Convergence Encyclopedia: C25 — Teleology / Entelechy
F1 — Tier. T3 (philosophical interpretation) / T4 (experiential — purposiveness is a phenomenological given). CRITICAL NOTE: This is the fault line where metaphysics and mechanism part. Type it; don’t blur it. C25 carries zero structural load.
F2 — Sources.
- Aristotle (c. 350 BCE). Physics, Book II; Metaphysics, Book VII. (Entelechy: that which realizes or makes actual what is otherwise merely potential.)
- Leibniz, G.W. (1714). Monadologie. (Final causes, pre-established harmony.)
- Whitehead, A.N. (1929). Process and Reality: An Essay in Cosmology. Macmillan. (Process philosophy: aim is constitutive of actual entities.)
- Teilhard de Chardin, P. (1955). Le Phenomene Humain. Editions du Seuil. (Omega Point — theological teleology.)
- Peirce, C.S. (c. 1891–1893). “The Architecture of Theories,” “The Doctrine of Necessity Examined,” “Evolutionary Love.” The Monist. (Agapastic evolution — teleology through habit-formation.)
F3 — Domains. Philosophy (metaphysics of purpose), theology (divine purpose), biology (apparent teleology of adaptation — contested), cognitive science (intentionality, goal-directed behavior).
F4 — Scale. Conceptual — applies across all scales where purpose is attributed.
F5 — Falsifier. Demonstration that selection (C09) exhausts all apparent purpose — a proof that every instance of apparent goal-directedness in nature can be fully explained by variation-retention-selection without residue. The burden of proof is on teleology. (Note: this falsifier is methodological, not empirical — it is the research program of mechanistic biology since 1859.)

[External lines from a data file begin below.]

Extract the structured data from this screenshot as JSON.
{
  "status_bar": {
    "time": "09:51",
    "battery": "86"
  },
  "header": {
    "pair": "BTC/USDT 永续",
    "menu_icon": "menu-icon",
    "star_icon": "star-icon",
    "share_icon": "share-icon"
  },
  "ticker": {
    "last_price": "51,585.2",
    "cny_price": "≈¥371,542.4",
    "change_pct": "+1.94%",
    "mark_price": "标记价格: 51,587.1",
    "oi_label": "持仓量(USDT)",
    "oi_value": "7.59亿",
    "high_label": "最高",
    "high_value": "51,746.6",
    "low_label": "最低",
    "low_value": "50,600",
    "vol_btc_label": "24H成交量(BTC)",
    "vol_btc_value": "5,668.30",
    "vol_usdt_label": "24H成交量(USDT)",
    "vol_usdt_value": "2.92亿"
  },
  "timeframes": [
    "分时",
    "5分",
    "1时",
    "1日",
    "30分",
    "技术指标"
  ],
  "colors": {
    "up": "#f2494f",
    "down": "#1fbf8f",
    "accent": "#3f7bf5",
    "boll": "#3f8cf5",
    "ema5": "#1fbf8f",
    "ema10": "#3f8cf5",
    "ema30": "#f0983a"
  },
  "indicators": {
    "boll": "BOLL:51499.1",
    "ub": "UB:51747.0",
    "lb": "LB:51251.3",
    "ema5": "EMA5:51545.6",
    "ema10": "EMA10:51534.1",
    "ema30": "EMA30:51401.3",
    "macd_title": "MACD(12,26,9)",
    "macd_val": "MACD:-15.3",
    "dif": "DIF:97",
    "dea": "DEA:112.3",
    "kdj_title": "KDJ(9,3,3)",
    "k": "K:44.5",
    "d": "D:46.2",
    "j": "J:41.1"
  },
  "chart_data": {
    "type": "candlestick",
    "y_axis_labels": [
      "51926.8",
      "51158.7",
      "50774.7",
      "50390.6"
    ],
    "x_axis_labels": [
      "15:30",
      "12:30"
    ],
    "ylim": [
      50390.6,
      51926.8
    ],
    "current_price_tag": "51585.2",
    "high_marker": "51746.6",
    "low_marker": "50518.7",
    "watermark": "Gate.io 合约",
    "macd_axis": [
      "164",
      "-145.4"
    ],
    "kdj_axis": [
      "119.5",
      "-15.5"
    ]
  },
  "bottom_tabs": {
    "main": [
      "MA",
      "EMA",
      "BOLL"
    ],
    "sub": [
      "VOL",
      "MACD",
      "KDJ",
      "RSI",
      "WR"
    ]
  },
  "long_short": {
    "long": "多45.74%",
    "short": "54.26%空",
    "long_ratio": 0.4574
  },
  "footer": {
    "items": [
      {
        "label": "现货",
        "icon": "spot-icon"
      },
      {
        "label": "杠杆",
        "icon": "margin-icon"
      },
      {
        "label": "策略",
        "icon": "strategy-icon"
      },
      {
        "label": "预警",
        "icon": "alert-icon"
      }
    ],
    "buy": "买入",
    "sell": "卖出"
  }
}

F6 — Rival (strongest form). Teleology is projection — humans see purpose because we are purposive. The apparent directedness of evolution, development, and behavior is an artifact of our cognitive architecture (intentional stance: Dennett 1987). We cannot help but see purpose; this does not mean purpose is there. Mechanistic explanation (C09) provides a complete alternative with better predictive power. Teleology survives only where mechanism is incomplete, and its track record of replacement by mechanism is 100% to date. (Mayr 1988 Toward a New Philosophy of Biology on teleonomy vs. teleology; Dennett 1995 Darwin’s Dangerous Idea.)
F7 — Independence. HIGH. Aristotle (philosophy, Athens, 4th century BCE), Teilhard de Chardin (theology/paleontology, Paris, 1955), Peirce (pragmatism, Harvard/ Johns Hopkins, 1890s), Whitehead (process philosophy, London/ Harvard, 1929), Leibniz (rationalism, Hanover, 1714) — five independent traditions across 2,300 years, three continents, no causal connection. The convergence on “purpose” or “direction” is either a deep insight or a shared cognitive bias. (See F6.)
F8 — Pattern type. Philosophical.
F9 — Maps. A2 (as philosophical counterpoint to compressibility), A12’s T2 (self-reference and purpose).